Missionaries condemn killing of mayor in Philippines

Cycle of violence continues to mar nation's elections
Missionaries condemn killing of mayor in Philippines

Mayor Randy Climaco of Tungawan town in Mindanao, seen in this undated photo, was assassinated Oct. 12, continuing a wave a election-related violence in the Philippines. (Photo courtesy of Father Larry Lorenzo)

Catholic missionaries working in the southern Philippine town of Tungawan condemned the Oct. 12 assassination of the town's mayor as "an act of no less than evil savagery of people without souls."

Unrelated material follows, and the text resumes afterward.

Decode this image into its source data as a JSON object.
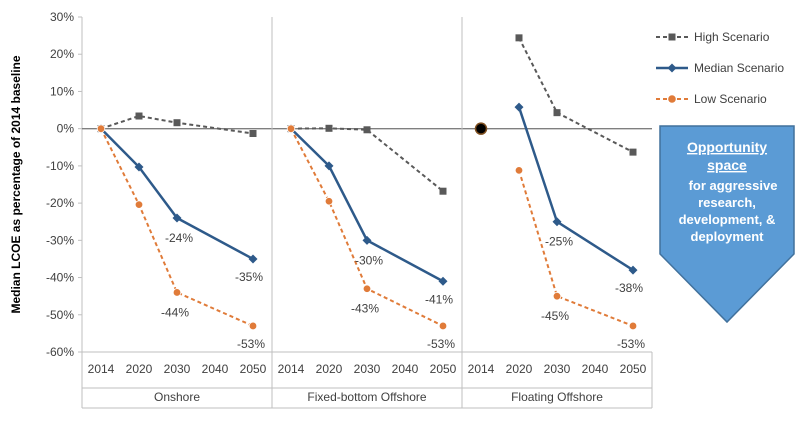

"We are outraged, appalled, and anguished by the barbaric assassination," read a statement released by the Claretian missionaries Oct. 15, three days after the ambush of Randy Climaco.

Unidentified gunmen shot and killed Climaco on the first day politicians filed certificates of candidacy to run for office in the 2016 national elections.

Violence has become a highlight of Philippine elections, leading Catholic bishops to call on the faithful in August "to be actively engaged in the apostolate of evangelizing the political order."

During 2013 midterm elections, at least seven people were reported killed on polling day alone, while at least 60 people were killed in the lead-up to the elections.

In the 2010 national elections, the town of Tungawan was identified as an "area of concern."

The Commission on Elections said Climaco was the first politician to be killed in the region during the current elections season.

Climaco was part of a three-vehicle convoy that was ambushed in the village of Cayamcam after attending a festival.

Claretian Father Larry Lorenzo said the mayor's "tolerance for our cry for communitarian peace and reconciliation was most commendable, in a small rural town beset by fear and violence."

"We have a few differences in matters of principle, but we remained friends," said Father Lorenzo.

In their statement, the Claretian missionaries called on Philippine authorities "to investigate swiftly this heinous crime against the sacredness of life." 

The missionaries, who have been living in the area for almost 50 years, said the death of the mayor "drew us to sad silence for he was a father to the community."

"He was a brother to us Claretians ... His heart was like ours, for he was moved with the same fire of love for the people of Tungawan. His mission was one with us to create a better place to live and call Tungawan our home," the statement read.

"We condemn this senseless killing," added the missionaries.